ATP-dependent protein kinase activities were detected in both membrane and cytoplasmic fractions from the oral pathogen Streptococcus mutans. Different polypeptides were phosphorylated by endogenous kinase(s) in the two fractions. In membranes, five phosphoproteins were detected with apparent masses of 82, 37, 22, 12, and 10 kilodaltons (KD). In cytoplasm, two major acid-stable phosphoproteins were found. One was identified as HPr of the phosphoenolpyruvate (PEP)-dependent phosphotransferase system (PTS), while the other had an apparent mass of 61 KD. Both of these proteins were phosphorylated on a seryl residue. Fructose 1,6-bisphosphate stimulated phosphorylation of HPr by the kinase and inhibited phosphorylation of the 61-KD protein. In contrast, fructose 1-phosphate, 2-phosphoglycerate, 3-phosphoglycerate, and dihydroxyacetone phosphate inhibited phosphorylation of HPr and stimulated phosphorylation of the 61-KD protein. Several other glycolytic intermediates as well as inorganic phosphate inhibited phosphorylation of either or both proteins. Preincubation of cytoplasm with PEP prior to incubation with ATP reduced the amount of phospho-(seryl)-HPr formed, but not that of the 61-KD phosphoprotein. The latter protein has not yet been identified but has properties that suggest that it may be the protein kinase itself. These results provide evidence for one or more soluble ATP-dependent protein kinases in S mutans that are regulated by glycolytic intermediates and that may play a role in the modulation of carbohydrate uptake and metabolism in this organism. A model for feedback regulation of sugar transport in S mutans, mediated by an allosterically regulated kinase, is presented.

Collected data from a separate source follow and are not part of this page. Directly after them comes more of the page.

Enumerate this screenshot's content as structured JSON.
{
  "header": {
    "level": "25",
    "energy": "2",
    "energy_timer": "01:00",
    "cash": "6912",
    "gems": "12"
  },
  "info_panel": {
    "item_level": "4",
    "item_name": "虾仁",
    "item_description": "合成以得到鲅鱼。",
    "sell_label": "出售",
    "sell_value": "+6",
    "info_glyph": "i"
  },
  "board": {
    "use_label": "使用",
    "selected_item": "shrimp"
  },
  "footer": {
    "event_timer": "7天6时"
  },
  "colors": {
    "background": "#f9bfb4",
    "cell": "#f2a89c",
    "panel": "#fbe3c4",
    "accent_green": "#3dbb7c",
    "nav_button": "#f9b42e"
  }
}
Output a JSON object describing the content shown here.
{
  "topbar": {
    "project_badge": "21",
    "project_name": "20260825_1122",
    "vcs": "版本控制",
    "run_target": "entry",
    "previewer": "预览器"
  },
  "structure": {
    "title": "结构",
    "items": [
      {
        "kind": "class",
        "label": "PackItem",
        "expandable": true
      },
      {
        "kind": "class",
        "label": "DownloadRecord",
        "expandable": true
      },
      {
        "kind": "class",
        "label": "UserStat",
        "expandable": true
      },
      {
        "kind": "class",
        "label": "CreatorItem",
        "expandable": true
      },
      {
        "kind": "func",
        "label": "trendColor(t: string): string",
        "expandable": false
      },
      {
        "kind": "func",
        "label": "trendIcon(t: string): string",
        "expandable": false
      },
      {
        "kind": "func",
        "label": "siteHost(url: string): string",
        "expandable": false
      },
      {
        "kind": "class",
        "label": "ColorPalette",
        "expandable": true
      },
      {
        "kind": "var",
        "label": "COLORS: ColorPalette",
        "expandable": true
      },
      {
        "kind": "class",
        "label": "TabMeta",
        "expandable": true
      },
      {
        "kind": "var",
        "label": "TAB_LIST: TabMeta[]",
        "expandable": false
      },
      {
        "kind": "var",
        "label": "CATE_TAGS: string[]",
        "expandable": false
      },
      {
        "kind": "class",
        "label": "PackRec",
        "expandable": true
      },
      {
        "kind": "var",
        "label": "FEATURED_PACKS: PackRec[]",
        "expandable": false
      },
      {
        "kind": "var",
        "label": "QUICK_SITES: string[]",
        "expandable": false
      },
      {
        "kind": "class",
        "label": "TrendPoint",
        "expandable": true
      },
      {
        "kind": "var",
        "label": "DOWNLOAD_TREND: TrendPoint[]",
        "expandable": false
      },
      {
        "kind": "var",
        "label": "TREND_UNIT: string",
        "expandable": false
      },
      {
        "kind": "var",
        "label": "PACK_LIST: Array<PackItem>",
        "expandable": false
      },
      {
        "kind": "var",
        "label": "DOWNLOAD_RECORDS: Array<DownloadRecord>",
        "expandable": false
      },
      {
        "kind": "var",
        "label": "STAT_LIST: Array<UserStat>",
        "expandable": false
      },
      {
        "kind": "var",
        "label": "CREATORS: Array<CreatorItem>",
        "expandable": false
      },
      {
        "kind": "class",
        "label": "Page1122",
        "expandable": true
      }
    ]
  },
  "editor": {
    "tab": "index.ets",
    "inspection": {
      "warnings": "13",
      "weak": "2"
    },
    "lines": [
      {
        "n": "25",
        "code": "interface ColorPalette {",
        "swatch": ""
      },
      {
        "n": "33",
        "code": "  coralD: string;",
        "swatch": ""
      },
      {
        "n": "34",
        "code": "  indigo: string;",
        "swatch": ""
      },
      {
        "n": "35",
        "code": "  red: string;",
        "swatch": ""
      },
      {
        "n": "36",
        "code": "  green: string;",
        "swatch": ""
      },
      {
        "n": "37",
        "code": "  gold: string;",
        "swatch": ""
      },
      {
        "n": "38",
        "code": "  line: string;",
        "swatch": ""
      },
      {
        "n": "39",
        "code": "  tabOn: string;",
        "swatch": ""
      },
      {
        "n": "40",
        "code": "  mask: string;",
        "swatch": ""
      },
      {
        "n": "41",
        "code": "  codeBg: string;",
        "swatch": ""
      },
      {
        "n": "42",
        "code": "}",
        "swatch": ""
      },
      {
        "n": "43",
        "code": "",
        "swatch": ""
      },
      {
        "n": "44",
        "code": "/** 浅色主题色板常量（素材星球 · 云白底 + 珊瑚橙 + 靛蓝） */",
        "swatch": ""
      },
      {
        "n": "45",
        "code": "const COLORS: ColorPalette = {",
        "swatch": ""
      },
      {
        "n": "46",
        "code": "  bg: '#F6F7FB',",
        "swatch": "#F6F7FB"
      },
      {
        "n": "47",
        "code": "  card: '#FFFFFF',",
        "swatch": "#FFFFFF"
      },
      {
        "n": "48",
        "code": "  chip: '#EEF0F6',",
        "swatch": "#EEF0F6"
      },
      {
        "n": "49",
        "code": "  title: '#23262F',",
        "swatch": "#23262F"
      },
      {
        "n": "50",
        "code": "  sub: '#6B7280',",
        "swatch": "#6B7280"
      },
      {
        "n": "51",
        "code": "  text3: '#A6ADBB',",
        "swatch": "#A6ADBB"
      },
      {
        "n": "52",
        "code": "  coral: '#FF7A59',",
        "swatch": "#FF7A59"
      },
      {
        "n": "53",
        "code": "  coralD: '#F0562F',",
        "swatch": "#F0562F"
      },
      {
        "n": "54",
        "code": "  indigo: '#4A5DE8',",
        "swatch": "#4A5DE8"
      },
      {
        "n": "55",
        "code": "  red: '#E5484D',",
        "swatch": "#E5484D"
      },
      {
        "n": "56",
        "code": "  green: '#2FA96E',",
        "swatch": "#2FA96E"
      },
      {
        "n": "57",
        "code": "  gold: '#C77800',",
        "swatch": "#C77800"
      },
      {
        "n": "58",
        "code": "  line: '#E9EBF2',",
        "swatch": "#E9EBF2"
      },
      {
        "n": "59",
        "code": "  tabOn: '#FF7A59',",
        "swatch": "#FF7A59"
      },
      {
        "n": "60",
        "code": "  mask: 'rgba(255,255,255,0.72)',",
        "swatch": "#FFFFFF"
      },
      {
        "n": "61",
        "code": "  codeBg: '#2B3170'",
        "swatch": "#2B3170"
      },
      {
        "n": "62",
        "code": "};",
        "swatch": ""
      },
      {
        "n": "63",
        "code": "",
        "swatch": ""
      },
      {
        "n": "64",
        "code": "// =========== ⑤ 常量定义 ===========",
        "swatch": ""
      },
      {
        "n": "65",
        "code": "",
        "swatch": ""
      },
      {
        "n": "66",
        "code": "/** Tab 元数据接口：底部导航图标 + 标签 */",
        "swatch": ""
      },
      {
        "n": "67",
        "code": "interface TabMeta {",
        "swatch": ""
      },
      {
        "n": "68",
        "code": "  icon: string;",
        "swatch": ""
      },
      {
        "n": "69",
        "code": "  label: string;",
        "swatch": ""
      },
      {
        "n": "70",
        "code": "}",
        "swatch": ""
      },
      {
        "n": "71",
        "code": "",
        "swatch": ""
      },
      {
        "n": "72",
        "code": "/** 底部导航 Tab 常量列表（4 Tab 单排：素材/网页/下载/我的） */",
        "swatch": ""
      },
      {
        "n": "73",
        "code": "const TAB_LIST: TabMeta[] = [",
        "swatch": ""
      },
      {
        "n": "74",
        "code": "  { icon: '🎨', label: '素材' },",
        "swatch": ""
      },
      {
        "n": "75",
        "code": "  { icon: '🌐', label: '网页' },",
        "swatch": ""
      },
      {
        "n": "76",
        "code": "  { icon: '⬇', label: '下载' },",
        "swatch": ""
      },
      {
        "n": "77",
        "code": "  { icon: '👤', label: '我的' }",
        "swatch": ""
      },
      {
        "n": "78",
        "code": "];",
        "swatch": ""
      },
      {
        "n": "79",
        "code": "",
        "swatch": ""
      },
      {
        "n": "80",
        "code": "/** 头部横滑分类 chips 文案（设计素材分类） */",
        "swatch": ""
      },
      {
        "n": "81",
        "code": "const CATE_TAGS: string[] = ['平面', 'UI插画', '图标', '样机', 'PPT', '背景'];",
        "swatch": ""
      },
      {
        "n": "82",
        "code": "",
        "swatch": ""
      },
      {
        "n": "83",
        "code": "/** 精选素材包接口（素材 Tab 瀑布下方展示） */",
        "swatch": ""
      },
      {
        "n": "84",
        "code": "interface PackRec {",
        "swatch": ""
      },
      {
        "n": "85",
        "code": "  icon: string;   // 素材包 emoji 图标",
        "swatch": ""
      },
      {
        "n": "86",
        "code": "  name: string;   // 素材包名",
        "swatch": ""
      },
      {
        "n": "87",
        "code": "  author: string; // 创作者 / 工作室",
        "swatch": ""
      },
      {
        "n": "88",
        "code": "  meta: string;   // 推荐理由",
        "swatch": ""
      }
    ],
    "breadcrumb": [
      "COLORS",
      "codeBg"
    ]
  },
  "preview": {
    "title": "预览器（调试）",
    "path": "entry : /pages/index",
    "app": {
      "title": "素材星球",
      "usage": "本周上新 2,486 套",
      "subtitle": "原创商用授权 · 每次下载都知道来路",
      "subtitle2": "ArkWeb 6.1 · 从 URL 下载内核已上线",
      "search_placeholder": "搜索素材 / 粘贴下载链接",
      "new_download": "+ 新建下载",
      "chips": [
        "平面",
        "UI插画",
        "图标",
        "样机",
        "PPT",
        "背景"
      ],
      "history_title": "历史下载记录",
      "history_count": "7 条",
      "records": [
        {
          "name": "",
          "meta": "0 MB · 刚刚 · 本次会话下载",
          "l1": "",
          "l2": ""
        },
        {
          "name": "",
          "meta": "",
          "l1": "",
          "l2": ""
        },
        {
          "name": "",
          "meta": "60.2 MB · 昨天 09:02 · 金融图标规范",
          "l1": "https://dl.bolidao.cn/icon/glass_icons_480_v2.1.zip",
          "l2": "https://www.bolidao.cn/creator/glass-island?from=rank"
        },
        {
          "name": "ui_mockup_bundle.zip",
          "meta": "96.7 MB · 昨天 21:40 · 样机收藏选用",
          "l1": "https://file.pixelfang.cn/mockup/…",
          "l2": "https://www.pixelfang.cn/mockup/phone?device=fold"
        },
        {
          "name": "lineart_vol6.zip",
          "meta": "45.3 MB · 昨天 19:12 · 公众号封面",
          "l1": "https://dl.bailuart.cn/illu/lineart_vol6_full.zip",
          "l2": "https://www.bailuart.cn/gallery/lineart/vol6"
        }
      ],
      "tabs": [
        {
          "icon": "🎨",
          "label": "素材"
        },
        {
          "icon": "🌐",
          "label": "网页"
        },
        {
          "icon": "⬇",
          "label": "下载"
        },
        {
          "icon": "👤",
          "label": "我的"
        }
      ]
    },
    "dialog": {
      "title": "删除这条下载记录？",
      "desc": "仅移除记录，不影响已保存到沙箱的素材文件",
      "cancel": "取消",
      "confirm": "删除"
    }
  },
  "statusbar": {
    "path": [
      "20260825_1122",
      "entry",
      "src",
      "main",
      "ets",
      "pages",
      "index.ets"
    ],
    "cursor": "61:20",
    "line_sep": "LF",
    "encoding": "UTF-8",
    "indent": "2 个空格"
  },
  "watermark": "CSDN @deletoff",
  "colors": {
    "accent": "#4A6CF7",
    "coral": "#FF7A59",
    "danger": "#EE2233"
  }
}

31P-NMR studies of the oral pathogen Streptococcus mutans: Observation of lipoteichoic acid

We have used 31P-nuclear magnetic resonance spectroscopy to identify phosphorus-containing compounds in whole cells of two serotype c strains of the oral pathogen Streptococcus mutans. The major resonance, centered at 0 ppm in whole cells, was attributed to lipoteichoic acid on the basis of its chemical shift, insensitivity to pH changes, cellular localization and a comparison with spectra obtained with purified lipoteichoic acid from S. mutans. The linewidths of resonances observed for intact cells and purified lipoteichoic acid were moderately narrowed by increasing the ionic strength, and substantially broadened in the presence of the lectin concanavalin A. Experiments with purified lipoteichoic acid suggest that this compound in whole cells is complexed with divalent cations such as Mg 2+. Intracellular pools of other phosphorus-containing metabolites were found to be low when compared to the lipoteichoic acid concentration in both starved and glycolyzing cells.